Another dot in the blogosphere?

Posts Tagged ‘sft

The simple message in the tweet below hides a profound principle of evaluation.

Why is the message a timely one? In many university campuses all over the world, an academic semester is nearing an end or already ended. It is time for the end-of-course evaluations.

Instructors who do not have teaching backgrounds, those who resent teaching, or those who cannot teach well are dreading these evaluations. If only they would collectively point out that such exercises are based on a flawed approach .

Many end-of-course evaluations (otherwise known as student feedback on teaching, SFTs) read like customer satisfaction surveys because they are often designed by administrators, not assessment and evaluation experts.

Even a well-prepared instructional designer should be able to point out that SFTs often only operates at Level 1 of the Kirkpatrick Evaluation Model. It is a simple measure of each student’s snapshot reaction to weeks or months of coursework.

SFTs should be about the effectiveness of teaching and the quality of learning. But if you unpack the questions in most evaluation forms, you will rate such “evaluations” as satisfaction surveys instead. A researcher with rudimentary knowledge of data collection will tell you that such information is not valid — it does not measure what it is supposed to measure.

I have reflected before on how I do not place much stock in SFTs if they are not well designed and implemented. I ignore the results even though I do well in them. How can I when I know that they are not valid measures? Why should I be satisfied with unsatisfactory practices?

Video source

I have been consistent about my stance against end-of-course student feedback on teaching (SFTs). Today my reflection was prompted by this tweet.
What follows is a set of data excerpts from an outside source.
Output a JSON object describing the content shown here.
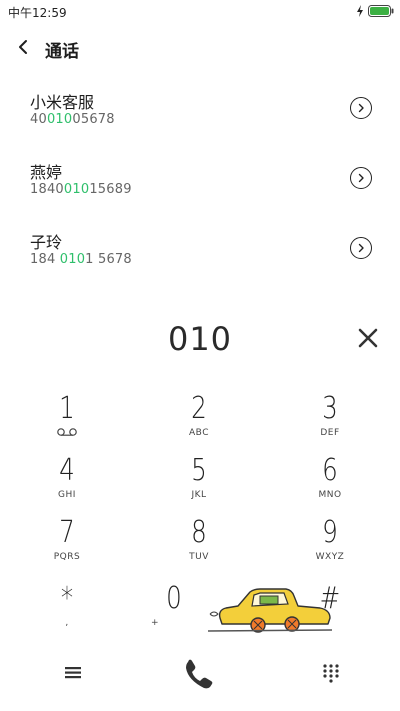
{
  "status": {
    "time": "中午12:59",
    "battery_color": "#3cb043"
  },
  "header": {
    "title": "通话"
  },
  "contacts": [
    {
      "name": "小米客服",
      "number_pre": "40",
      "number_hl": "010",
      "number_post": "05678"
    },
    {
      "name": "燕婷",
      "number_pre": "1840",
      "number_hl": "010",
      "number_post": "15689"
    },
    {
      "name": "子玲",
      "number_pre": "184 ",
      "number_hl": "010",
      "number_post": "1 5678"
    }
  ],
  "dial": {
    "number": "010"
  },
  "keypad": [
    {
      "digit": "1",
      "letters": "voicemail"
    },
    {
      "digit": "2",
      "letters": "ABC"
    },
    {
      "digit": "3",
      "letters": "DEF"
    },
    {
      "digit": "4",
      "letters": "GHI"
    },
    {
      "digit": "5",
      "letters": "JKL"
    },
    {
      "digit": "6",
      "letters": "MNO"
    },
    {
      "digit": "7",
      "letters": "PQRS"
    },
    {
      "digit": "8",
      "letters": "TUV"
    },
    {
      "digit": "9",
      "letters": "WXYZ"
    },
    {
      "digit": "*",
      "letters": ","
    },
    {
      "digit": "0",
      "letters": "+"
    },
    {
      "digit": "#",
      "letters": ""
    }
  ],
  "colors": {
    "highlight": "#2fbf6b",
    "car": "#f3cf3a"
  },
  "icons": {
    "back": "chevron-left-icon",
    "detail": "chevron-right-circle-icon",
    "clear": "close-icon",
    "menu": "menu-icon",
    "call": "phone-icon",
    "dialpad": "dialpad-icon"
  }
}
I am confident that, like me, this professor and others like him, do not get bad reviews. We are against a data collection method that is flawed. 

I caution administrators against using SFTs as the only measure of faculty teaching because SFTs are:

  • not valid in if they do not measure if effective learning took place
  • used for purposes other than to improve instruction
  • summative in that they do not allow teaching faculty to make changes that semester
  • reliant on student self-reports as a single data source

The tweet highlighted how invalid SFTs can be. No matter the questions asked, students might bias their answers because of non-teaching or superficial traits of their instructor/facilitator. The questions in an SFT are also likely to focus on teaching-related aspects of a course (e.g., the LMS) instead of how much or how well they learnt.

SFTs designed to measure traditional and face-to-face teaching methods also might not align to online methods or facilitative approaches. For example, SFTs rarely (if ever) focus on the design of effective asynchronous learning resources or personalised online coaching.

Administrators use SFTs to rank faculty during promotion and retention exercises. This is clear to any full-time university faculty with a significant teaching load. I know of ex-colleagues who would game the system by currying favour with their students so that they would get good SFTs. 

These folk needed the most help improving their instruction, but since they got good enough SFTs, they did not reflect and improve on their practice. They just got better at gaming the system.

If SFTs are primarily for improving the quality of courses and instruction, they cannot be implemented at the end of a course. Good teachers collect feedback constantly so they can make adjustments on the run.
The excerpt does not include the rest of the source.